Rhône « Des projets ambitieux pour produire une agriculture nourricière »

La métropole de Lyon ne compte aujourd’hui que 8 % de surface bio. Des start-up comme Alancienne favorise les circuits-courts dans une démarche de réduction du gaspillage alimentaire.  Photo Progrès /DR
La métropole de Lyon ne compte aujourd’hui que 8 % de surface bio. Des start-up comme Alancienne favorise les circuits-courts dans une démarche de réduction du gaspillage alimentaire. Photo Progrès /DR

Portées par les annonces de la Métropole écologiste qui souhaite investir 10 millions d’euros pour une agriculture bio et locale, des initiatives prenennt corps comme la start up Alancienne, qui souhaite dupliquer son modèle de ferme agroécologique dans la région lyonnaise.

Contribuer à l’autonomie alimentaire du territoire avec une agriculture locale, bio, durable, moins polluante : l ors de sa rentrée politique, Bruno Bernard a annoncé vouloir quadrupler le budget agricole et alimentaire de la Métropole et le porter à 10 millions d’euros en 2022 pour « augmenter son ancrage sur le territoire lyonnais », faisant le constat que 95 % des produits agricoles sont exportés.

« Les Lyonnais ne consomment que 4 % de la production locale »

Parmi les projets évoqués pour y arriver, la création d’incubateurs de paysans dans l’Est lyonnais et d’une ferme semencière développée par le Centre de ressources de botanique appliquée (CRBA) de Charly. Des projets ambitieux pour produire une agriculture nourricière devant aboutir au minimum à « 50 % de consommation locale ».

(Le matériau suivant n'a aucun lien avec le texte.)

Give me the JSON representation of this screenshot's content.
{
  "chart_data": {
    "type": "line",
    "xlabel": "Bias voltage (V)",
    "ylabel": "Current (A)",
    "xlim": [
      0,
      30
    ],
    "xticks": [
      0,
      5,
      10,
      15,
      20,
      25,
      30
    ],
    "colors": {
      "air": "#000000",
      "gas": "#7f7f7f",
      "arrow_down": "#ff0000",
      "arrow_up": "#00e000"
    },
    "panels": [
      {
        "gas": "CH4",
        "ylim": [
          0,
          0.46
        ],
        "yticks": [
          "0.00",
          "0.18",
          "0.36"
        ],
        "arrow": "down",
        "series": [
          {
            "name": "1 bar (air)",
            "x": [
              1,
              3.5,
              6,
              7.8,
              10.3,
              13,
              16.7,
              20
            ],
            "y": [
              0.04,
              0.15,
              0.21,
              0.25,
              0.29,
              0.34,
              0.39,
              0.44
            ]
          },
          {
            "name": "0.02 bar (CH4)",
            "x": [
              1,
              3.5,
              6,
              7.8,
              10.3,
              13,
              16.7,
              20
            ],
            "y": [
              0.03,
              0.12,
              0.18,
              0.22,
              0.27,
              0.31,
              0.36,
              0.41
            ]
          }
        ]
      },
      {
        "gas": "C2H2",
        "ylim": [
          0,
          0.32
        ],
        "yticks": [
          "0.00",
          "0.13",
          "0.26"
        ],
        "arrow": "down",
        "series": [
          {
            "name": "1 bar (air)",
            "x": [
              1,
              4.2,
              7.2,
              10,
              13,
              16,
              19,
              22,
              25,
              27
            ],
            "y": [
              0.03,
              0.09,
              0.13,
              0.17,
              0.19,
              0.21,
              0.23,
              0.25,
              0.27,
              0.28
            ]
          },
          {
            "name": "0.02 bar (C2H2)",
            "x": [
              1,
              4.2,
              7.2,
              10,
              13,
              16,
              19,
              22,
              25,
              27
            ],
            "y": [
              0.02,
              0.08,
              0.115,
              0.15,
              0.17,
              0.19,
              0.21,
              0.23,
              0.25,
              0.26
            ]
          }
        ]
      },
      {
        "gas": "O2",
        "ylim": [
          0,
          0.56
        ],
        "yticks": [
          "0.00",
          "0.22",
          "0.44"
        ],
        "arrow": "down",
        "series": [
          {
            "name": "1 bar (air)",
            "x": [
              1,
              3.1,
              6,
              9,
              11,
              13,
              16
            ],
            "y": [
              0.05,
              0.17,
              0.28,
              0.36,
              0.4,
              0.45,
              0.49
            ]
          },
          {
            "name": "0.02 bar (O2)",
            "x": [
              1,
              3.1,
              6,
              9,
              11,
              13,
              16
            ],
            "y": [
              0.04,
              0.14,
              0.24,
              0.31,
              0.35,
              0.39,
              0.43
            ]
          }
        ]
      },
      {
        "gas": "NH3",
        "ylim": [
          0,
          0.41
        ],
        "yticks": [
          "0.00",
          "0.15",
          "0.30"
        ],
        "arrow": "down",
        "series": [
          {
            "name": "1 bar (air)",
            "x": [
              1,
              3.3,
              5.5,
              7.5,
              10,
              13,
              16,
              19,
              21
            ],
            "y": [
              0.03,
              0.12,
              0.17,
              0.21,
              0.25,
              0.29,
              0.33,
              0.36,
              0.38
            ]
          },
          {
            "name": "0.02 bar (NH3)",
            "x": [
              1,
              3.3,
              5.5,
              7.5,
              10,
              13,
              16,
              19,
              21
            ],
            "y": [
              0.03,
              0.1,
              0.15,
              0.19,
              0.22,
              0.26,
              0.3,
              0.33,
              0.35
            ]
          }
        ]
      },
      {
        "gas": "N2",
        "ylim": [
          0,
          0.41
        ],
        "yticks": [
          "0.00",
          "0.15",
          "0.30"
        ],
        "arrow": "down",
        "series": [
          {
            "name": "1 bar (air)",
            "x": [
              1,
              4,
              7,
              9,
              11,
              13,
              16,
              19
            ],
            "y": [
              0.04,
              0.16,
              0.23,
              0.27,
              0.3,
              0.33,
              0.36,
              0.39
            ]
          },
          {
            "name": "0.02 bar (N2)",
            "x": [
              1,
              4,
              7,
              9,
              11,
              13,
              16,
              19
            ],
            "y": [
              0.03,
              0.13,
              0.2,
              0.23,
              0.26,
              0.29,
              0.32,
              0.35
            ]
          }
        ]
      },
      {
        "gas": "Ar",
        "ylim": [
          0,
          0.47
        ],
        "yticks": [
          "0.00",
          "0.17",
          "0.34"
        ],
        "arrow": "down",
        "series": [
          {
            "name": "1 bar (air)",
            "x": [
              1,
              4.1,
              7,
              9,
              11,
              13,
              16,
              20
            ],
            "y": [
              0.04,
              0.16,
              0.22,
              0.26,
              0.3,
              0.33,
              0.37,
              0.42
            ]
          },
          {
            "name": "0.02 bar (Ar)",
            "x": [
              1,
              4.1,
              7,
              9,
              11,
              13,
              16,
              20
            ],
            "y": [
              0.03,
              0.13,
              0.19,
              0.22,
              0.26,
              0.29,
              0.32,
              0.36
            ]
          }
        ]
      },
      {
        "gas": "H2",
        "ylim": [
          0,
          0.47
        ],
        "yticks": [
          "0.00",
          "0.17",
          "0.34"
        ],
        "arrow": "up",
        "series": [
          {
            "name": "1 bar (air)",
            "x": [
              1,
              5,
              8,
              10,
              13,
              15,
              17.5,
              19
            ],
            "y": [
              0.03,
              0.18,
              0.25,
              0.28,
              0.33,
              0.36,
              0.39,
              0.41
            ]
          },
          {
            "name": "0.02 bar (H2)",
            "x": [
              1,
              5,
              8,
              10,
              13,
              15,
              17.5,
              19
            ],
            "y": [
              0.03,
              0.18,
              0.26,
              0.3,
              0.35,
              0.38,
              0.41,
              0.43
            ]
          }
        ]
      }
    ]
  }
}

En projet, des incubateurs de payasans dans l’Est lyonnais

La start-up Alancienne, présente dans la région lyonnaise depuis deux ans, développe justement un service de livraison à domicile de produits ultra-frais, bio et locaux. Comme d’autres initiatives en faveur de l’agriculture écologique, ils souhaitent se faire connaître auprès de la Métropole : « Nous répondons, avec notre service, au problème que la Métropole essaie d’assumer en investissant davantage dans le monde paysan. La région possède un bassin de production en agroécologie très développé avec des produits locaux de belle qualité. Toutefois, les Lyonnais ne consomment 4 % de cette production, dont la majorité est destinée à d’autres régions de France ou à l’export », constate Paul Charlent, co-fondateur d’ Alancienne.

 Tous les produits proposés sur le site Alancienne proviennent directement d sites régionaux engagés en agroécologie. Photo Progrès /DR
Tous les produits proposés sur le site Alancienne proviennent directement d sites régionaux engagés en agroécologie. Photo Progrès /DR

En mettant en relation producteurs et citadins avec son site internet, l’entreprise travaille aujourd’hui en collaboration avec 40 producteurs de la région, chacun engagé dans l’agroécologie ou dans l’agriculture biologique, et compte 1 200 clients. « Le matin, les produits sont récoltés, le soir, on livre des fruits, légumes, lait viande, pain, œufs… Toujours en production ultra-locale ».

Le but étant, en pratiquant l’agroécologie, d’être le plus autonome possible en travaillant au maximum dans un écosytème naturel pour faire de la production de biomasse alimentaire. Une agriculture « sans déchets, sans pollution, sans « entrants » et avec des agriculteurs mieux rémunérés », certifie Paul Charlent, car 56 % des exploitations françaises dépendent de la PAC : sans ce versement, les agriculteurs mettent la clé sous la porte. Cette agriculture-là ne tourne pas rond. Il faut leur redonner de la souveraineté, qu’ils puissent se payer décemment… ».

« Les villes doivent retrouver leur indépendance agricole »

L’idée du chef d’entreprise étant de répliquer son concept dans la région lyonnaise au cours des deux prochaines années : « C’est le modèle que nous avons développé à Paris avec La Ferme de l’Envol , une ferme agroécologique inspirée de la permaculture… Les villes doivent retrouver leur indépendance agricole ».